Alex Biega, left, of the Vancouver Canucks battles Jay Beagle of the Washington Capitals for the puck. (Ric Ernst/Canadian Press )

"This group has to find what is going to work for it."

The Canucks put things out of reach with another power-play goal at 9:41 of the second when the puck pinballed off Baertschi's skate and over the line for his third goal of the season and the 100th point of his career.

Dorsett, who is coming off major neck surgery and has seen his role increase substantially under Green, made it 5-0 with five minutes left in the period on a wraparound.
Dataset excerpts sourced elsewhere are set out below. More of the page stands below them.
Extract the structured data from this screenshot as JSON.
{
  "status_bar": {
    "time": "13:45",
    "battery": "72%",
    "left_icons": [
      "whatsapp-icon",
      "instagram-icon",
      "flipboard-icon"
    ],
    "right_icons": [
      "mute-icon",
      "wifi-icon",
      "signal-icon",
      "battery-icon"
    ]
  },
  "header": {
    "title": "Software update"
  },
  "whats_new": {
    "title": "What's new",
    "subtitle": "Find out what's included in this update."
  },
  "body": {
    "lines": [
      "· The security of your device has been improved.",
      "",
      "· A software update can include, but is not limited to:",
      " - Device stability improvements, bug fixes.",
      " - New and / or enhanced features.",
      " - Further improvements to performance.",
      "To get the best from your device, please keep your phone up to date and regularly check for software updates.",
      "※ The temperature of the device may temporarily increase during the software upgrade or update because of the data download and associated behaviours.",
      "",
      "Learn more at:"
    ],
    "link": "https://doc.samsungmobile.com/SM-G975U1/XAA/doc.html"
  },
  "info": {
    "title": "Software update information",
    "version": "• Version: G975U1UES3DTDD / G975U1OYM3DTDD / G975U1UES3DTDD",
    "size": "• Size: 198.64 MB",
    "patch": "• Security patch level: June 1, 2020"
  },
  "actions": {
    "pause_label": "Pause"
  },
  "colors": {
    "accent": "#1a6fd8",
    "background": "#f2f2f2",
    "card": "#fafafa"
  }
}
With members of Dorsett's family looking on from a private suite at Rogers Arena, some fans in the upper bowl directed "M-V-P! M-V-P!" chants towards the grinding forward after he recorded his fifth goal in the last five games.

"I'm enjoying every moment of it," said Dorsett, who scored a career-high 12 times with the Columbus Blue Jackets in 2011-12. "I'm not going to change the way I play.

"It's been a lot of fun. Hopefully it keeps going in."

That sequence signalled the end of the night for Holtby, but Kuznetsov responded 17 seconds later with his first to break Nilsson's shutout bid.

But Baertschi scored Vancouver's third goal on the man advantage at 10:29 of the third when he scooped a rebound past Grubauer for his fourth in three games after failing to connect in Vancouver's first seven outings.

"He stayed confident even when he wasn't scoring," said Green. "He was still playing well."

In the lineup with Backstrom out sick, Stephenson scored his first NHL goal and point with 2:08 left in his 14th career game on a sharp-angle shot.

"We dominated the first two periods," said Nilsson. "It was fun to stand back there the first two periods and see how well we played."